J’hésitais à répondre. Il me supplia d’une voix anxieuse :

— Oh ! je vous en prie, docteur, dites-moi la vérité… ma femme m’est plus chère que tout… Est-ce que vous prévoyez une complication ?

— Non, non, affirmai-je, soyez tranquille.

Il acheva d’enlever le corsage. Je lui saisis le bras et murmurai :

— Je suis le docteur Daurenne.

— Ah ! fit-il abasourdi.

Il regarda ma femme, ou plutôt la sienne, puis me regarda. Je tournai la tête et m’éloignai.

À ce moment elle se plaignit.

— Qu’est-ce que tu as ? s’écria-t-il. Tu souffres ?

Il y eut un silence ; puis, de nouveau, des plaintes. Alors il vint à moi et me dit !
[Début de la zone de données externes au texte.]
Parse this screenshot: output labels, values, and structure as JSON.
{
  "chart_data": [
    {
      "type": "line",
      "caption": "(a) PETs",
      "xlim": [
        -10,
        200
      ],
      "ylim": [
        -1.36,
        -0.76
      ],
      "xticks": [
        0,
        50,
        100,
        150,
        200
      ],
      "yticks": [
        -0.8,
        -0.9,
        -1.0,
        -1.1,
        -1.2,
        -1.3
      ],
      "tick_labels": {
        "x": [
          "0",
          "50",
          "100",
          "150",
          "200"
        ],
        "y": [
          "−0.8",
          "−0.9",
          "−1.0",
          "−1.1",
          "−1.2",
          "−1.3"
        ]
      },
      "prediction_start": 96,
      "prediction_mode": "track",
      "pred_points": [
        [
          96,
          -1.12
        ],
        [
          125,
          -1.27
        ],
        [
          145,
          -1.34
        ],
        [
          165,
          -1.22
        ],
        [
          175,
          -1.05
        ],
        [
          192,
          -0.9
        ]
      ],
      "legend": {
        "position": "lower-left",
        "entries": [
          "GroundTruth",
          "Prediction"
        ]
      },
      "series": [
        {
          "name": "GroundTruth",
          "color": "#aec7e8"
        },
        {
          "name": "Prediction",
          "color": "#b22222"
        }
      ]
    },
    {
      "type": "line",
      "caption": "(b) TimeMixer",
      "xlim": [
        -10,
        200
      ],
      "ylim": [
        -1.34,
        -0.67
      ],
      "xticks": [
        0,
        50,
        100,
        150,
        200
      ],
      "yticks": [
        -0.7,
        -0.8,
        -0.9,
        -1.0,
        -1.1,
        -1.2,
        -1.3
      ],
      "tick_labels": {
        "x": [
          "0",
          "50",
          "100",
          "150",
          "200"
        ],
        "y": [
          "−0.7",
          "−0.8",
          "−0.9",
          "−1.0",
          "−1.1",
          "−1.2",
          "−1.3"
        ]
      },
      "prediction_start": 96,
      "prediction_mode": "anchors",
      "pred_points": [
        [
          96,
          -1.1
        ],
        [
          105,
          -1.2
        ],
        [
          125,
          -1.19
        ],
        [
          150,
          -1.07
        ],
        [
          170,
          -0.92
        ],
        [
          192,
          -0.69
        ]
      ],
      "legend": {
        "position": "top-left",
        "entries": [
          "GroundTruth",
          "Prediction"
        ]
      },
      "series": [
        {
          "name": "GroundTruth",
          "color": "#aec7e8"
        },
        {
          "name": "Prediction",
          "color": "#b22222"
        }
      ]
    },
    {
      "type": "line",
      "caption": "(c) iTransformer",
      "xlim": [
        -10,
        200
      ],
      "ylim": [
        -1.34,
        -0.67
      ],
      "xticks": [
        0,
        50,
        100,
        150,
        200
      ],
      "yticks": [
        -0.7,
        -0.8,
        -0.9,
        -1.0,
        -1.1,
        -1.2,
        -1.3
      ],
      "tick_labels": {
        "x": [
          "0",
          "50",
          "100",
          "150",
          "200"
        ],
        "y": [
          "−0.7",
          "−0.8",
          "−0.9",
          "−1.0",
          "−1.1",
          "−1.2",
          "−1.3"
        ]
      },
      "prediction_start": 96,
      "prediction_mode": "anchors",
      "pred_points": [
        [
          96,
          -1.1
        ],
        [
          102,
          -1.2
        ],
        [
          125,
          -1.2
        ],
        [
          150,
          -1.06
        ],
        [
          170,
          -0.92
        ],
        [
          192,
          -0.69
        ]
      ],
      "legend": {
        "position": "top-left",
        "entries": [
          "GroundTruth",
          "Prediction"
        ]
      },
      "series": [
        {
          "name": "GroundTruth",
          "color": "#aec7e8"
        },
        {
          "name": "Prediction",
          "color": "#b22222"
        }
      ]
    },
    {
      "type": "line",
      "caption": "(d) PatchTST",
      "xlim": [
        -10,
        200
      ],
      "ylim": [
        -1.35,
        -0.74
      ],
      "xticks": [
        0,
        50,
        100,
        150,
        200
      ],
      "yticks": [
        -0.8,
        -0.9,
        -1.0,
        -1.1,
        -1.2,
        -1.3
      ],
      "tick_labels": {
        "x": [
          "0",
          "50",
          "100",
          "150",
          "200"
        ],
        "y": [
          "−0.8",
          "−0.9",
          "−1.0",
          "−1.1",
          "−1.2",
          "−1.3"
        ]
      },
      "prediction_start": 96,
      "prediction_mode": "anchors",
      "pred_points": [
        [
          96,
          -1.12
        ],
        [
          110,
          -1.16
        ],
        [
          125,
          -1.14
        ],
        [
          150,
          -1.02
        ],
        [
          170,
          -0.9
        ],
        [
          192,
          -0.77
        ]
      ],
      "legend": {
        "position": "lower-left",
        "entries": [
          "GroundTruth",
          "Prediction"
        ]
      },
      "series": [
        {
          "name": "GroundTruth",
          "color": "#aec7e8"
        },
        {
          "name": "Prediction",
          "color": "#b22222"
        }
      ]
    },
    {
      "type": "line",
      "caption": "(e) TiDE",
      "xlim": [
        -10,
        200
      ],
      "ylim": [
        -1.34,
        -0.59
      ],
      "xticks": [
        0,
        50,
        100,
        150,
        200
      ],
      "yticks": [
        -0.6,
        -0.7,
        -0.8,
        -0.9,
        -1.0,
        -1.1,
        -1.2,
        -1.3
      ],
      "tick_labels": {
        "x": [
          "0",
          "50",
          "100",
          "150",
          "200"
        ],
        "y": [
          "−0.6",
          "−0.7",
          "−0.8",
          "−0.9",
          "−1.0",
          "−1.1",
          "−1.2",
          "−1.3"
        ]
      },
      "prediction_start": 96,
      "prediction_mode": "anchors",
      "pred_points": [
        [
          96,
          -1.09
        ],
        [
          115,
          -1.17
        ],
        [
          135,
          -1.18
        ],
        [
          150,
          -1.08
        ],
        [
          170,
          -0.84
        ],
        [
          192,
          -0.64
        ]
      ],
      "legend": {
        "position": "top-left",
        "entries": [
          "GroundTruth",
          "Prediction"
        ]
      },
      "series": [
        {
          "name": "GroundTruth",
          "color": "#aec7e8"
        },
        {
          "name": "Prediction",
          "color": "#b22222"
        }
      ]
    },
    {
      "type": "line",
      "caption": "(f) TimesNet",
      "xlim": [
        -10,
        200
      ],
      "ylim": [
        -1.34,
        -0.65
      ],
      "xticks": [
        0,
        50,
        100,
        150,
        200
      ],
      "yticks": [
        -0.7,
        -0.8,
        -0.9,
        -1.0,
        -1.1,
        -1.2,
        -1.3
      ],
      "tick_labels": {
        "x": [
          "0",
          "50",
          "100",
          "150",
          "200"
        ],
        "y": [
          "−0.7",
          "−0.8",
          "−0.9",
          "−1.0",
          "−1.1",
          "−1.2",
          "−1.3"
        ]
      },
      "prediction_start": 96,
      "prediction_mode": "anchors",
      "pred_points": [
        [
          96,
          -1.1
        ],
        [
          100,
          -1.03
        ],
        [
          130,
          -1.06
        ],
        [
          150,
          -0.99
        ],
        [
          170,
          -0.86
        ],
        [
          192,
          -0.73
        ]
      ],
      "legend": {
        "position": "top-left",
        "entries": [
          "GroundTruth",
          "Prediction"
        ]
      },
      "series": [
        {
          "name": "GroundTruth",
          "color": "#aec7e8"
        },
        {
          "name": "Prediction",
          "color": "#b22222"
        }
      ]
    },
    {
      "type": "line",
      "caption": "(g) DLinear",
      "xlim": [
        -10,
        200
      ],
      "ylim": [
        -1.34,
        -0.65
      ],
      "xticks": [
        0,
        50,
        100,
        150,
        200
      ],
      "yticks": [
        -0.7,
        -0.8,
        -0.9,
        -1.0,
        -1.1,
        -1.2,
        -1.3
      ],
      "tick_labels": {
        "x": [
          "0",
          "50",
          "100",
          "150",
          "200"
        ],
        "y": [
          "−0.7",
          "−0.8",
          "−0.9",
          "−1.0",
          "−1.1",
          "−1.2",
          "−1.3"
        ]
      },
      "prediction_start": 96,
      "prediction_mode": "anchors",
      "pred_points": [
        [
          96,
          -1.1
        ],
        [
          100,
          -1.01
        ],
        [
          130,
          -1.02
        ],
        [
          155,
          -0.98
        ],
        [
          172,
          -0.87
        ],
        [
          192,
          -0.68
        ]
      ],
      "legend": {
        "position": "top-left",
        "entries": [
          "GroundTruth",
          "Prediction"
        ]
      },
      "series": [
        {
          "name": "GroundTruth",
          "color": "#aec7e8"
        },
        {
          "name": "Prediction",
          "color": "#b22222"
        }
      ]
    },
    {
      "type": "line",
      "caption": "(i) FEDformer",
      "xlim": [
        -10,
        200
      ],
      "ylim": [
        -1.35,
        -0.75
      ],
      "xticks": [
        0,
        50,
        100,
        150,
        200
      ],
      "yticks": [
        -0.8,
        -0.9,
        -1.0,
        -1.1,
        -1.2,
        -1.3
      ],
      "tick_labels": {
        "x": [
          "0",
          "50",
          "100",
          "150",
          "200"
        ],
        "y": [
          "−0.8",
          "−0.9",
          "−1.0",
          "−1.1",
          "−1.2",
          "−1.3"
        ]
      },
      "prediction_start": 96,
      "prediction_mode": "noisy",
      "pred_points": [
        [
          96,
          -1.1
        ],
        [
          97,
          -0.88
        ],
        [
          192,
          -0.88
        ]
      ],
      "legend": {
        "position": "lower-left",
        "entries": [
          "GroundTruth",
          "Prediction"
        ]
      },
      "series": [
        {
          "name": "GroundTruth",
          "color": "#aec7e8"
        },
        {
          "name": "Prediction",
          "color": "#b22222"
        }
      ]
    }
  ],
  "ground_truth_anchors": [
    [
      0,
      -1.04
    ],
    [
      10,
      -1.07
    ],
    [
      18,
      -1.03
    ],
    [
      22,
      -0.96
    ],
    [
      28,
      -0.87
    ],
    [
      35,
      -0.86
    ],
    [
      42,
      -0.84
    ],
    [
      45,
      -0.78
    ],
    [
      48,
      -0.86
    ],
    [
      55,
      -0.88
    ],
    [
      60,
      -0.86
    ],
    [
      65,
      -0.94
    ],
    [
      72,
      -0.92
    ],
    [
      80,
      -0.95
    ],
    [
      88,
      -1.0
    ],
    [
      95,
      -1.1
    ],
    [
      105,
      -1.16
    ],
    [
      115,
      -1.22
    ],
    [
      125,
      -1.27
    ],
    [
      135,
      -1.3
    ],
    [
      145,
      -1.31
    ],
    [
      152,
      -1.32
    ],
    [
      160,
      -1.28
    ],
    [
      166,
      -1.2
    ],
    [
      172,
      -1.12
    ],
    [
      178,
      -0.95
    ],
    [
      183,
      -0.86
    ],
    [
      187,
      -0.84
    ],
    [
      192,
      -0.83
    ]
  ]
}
— Docteur, ayez l’obligeance de soigner {Mme Chantelin ; je vous en serais très reconnaissant.

Je m’approchai. Ma femme avait de petites contractions nerveuses. Je prononçai, hésitant :

— Il faudrait… il faudrait que je la…

— Faites tout ce qu’il faut faire, docteur, je vous confie Mme Chantelin.

Il insistait avec une intention visible sur ma qualité de docteur et sur le nom de Mme Chantelin, pour bien établir qu’en tout ceci il ne s’agissait que de soins médicaux donnés à une malade.

Il m’implora de nouveau :

— Je vous en prie, docteur, je vous en prie…

Alors je me penchai sur la malade et l’auscultai.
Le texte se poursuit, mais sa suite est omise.